Les implications vont bien au-delà de la chimie et de la physique, fournissant des indices importants sur l’origine de la vie. Il y a environ trois ans, l’équipe du professeur Dimitar Sasselov, de l’université de Harvard, a émis l’hypothèse que la vie serait apparue sur des surfaces naturellement magnétisées au fond d’anciens lacs, riches en magnétite, le minéral le plus magnétique que l’on trouve dans la nature.

Lorsqu’une molécule chirale s’approche d’une surface magnétique, ses électrons se mettent à se déplacer, et les électrons présentant la même orientation magnétique s’accumulent à une extrémité de la surface. Si cette orientation est opposée à celle de la surface, la molécule est attirée ; si elle correspond, la molécule est repoussée. Ainsi, si la surface présente un pôle magnétique fixe tandis que chaque forme image présente un pôle différent, une seule forme sera attirée par cette surface, s’accumulant et se cristallisant en une structure stable. Selon la théorie de Harvard, c’est ce qui s’est produit avec une molécule primordiale appelée RAO, à partir de laquelle l’ARN a finalement évolué.

« Cette théorie explique comment une forme chirale pourrait finir par dominer si la surface magnétique la favorisait systématiquement », explique le professeur Naaman. « Le problème, c’est que les surfaces magnétiques ne sont pas uniformes : elles contiennent des zones présentant à la fois des orientations nord et sud, ce qui laissait penser que les deux formes pourraient s’accumuler. »

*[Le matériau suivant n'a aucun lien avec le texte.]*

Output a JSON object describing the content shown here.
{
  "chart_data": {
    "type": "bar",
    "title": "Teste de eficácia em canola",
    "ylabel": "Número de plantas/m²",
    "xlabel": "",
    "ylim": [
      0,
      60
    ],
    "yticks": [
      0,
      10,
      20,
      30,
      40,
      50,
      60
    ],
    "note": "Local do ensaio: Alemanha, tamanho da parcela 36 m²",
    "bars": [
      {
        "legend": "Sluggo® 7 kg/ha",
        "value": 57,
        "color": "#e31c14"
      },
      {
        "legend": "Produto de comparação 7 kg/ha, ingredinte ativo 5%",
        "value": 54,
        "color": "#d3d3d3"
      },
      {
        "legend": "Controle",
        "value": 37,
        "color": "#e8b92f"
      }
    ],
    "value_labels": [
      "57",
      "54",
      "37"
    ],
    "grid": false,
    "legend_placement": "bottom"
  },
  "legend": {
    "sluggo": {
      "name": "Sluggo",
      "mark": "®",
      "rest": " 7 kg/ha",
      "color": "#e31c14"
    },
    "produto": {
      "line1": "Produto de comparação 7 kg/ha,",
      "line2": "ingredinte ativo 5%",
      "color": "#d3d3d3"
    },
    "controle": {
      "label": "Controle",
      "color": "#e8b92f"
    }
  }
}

C’est là qu’interviennent les nouvelles découvertes. Comme l’une des formes symétriques transmet plus efficacement les électrons d’un spin donné vers son bord, elle peut s’aligner plus efficacement avec une surface qui contient les deux orientations magnétiques. Les chercheurs ont également observé que lorsqu’une molécule chirale biologique entre en contact avec une surface métallique, les différences magnétiques entre ses formes symétriques sont amplifiées – potentiellement suffisamment pour garantir que seule une forme s’accumule.

 

Les roches anciennes riches en fer de la région de Pilbara, dans le nord-ouest de l'Australie.
Les roches anciennes riches en fer de la région de Pilbara, dans le nord-ouest de l’Australie. La vie sur Terre aurait pu apparaître pour la première fois sur des surfaces magnétiques au fond de lacs primitifs. Photo : Shutterstock

Dans le cas de la molécule d’ARN primitive, la forme dextrogyre semble avoir été privilégiée. Cet avantage physique en a fait la norme pour toutes les molécules d’ARN présentes dans la nature. Or, les protéines sont synthétisées à partir de l’ARN selon un processus qui préserve la relation de chiralité ; ainsi, si toutes les molécules d’ARN sont dextrogyres, toutes les protéines finiront par être lévogyres.

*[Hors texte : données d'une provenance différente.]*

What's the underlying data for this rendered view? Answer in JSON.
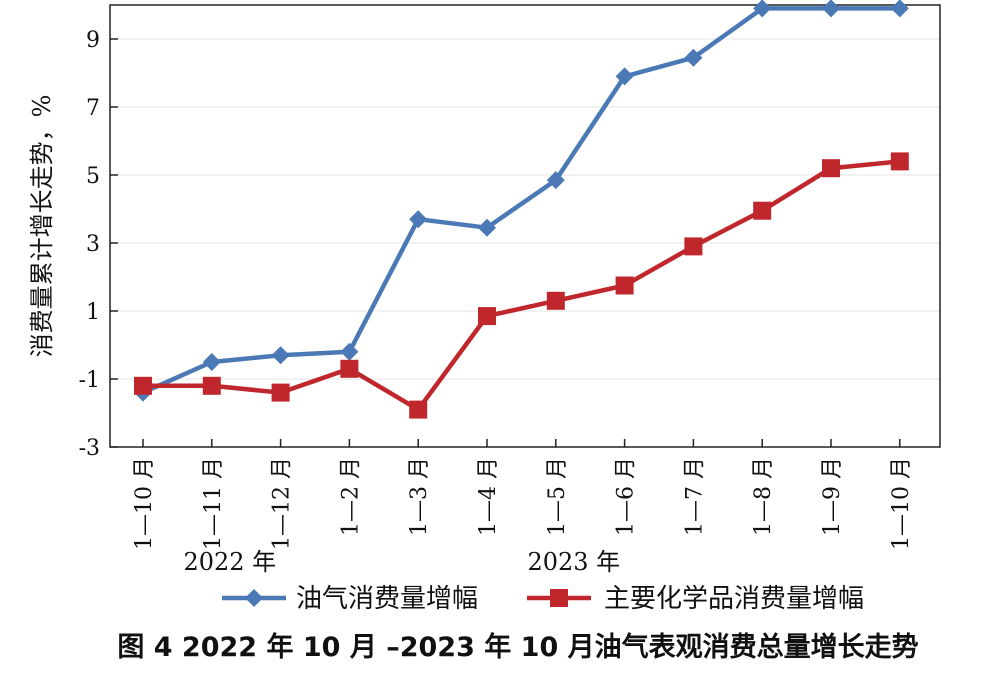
{
  "chart_data": {
    "type": "line",
    "caption": "图 4  2022 年 10 月 –2023 年 10 月油气表观消费总量增长走势",
    "xlabel": "",
    "ylabel": "消费量累计增长走势，%",
    "categories": [
      "1—10 月",
      "1—11 月",
      "1—12 月",
      "1—2 月",
      "1—3 月",
      "1—4 月",
      "1—5 月",
      "1—6 月",
      "1—7 月",
      "1—8 月",
      "1—9 月",
      "1—10 月"
    ],
    "year_labels": [
      {
        "text": "2022 年",
        "category_index": 1
      },
      {
        "text": "2023 年",
        "category_index": 6
      }
    ],
    "ylim": [
      -3,
      10
    ],
    "yticks": [
      -3,
      -1,
      1,
      3,
      5,
      7,
      9
    ],
    "grid": true,
    "legend_position": "bottom",
    "series": [
      {
        "name": "油气消费量增幅",
        "color": "#4a79b5",
        "marker": "diamond",
        "values": [
          -1.4,
          -0.5,
          -0.3,
          -0.2,
          3.7,
          3.45,
          4.85,
          7.9,
          8.45,
          9.9,
          9.9,
          9.9
        ]
      },
      {
        "name": "主要化学品消费量增幅",
        "color": "#c0272d",
        "marker": "square",
        "values": [
          -1.2,
          -1.2,
          -1.4,
          -0.7,
          -1.9,
          0.85,
          1.3,
          1.75,
          2.9,
          3.95,
          5.2,
          5.4
        ]
      }
    ]
  }
}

Ainsi, ces nouvelles découvertes contribuent non seulement à résoudre un mystère vieux de 150 ans, mais viennent également étayer l’hypothèse selon laquelle la vie sur Terre pourrait avoir pris naissance sur les surfaces de minéraux magnétiques au fond d’anciens lacs.

Aujourd’hui, ce processus de sélection primordial peut être reproduit en laboratoire au profit de l’humanité. « Dans les réactions biologiques, la forme spécifique en image miroir est cruciale », explique le professeur Naaman. « L’utilisation de la mauvaise forme dans les processus industriels peut s’avérer inefficace au mieux et nocive au pire, tant pour la santé humaine que pour l’environnement. D’après nos résultats, des surfaces magnétiques pourraient être utilisées pour garantir, avec une précision sans précédent, que seule la forme chirale souhaitée cristallise pendant la production. Cela pourrait conduire au développement de médicaments, d’engrais et de pesticides plus sûrs et plus efficaces. »

 

La Science en Chiffres

La plage de températures dans laquelle les molécules chirales sélectionnent efficacement des électrons présentant un spin spécifique se situe entre 60 et 80 °C. Cette plage correspond aux températures estimées au fond des lacs anciens considérés comme le berceau de la vie sur Terre.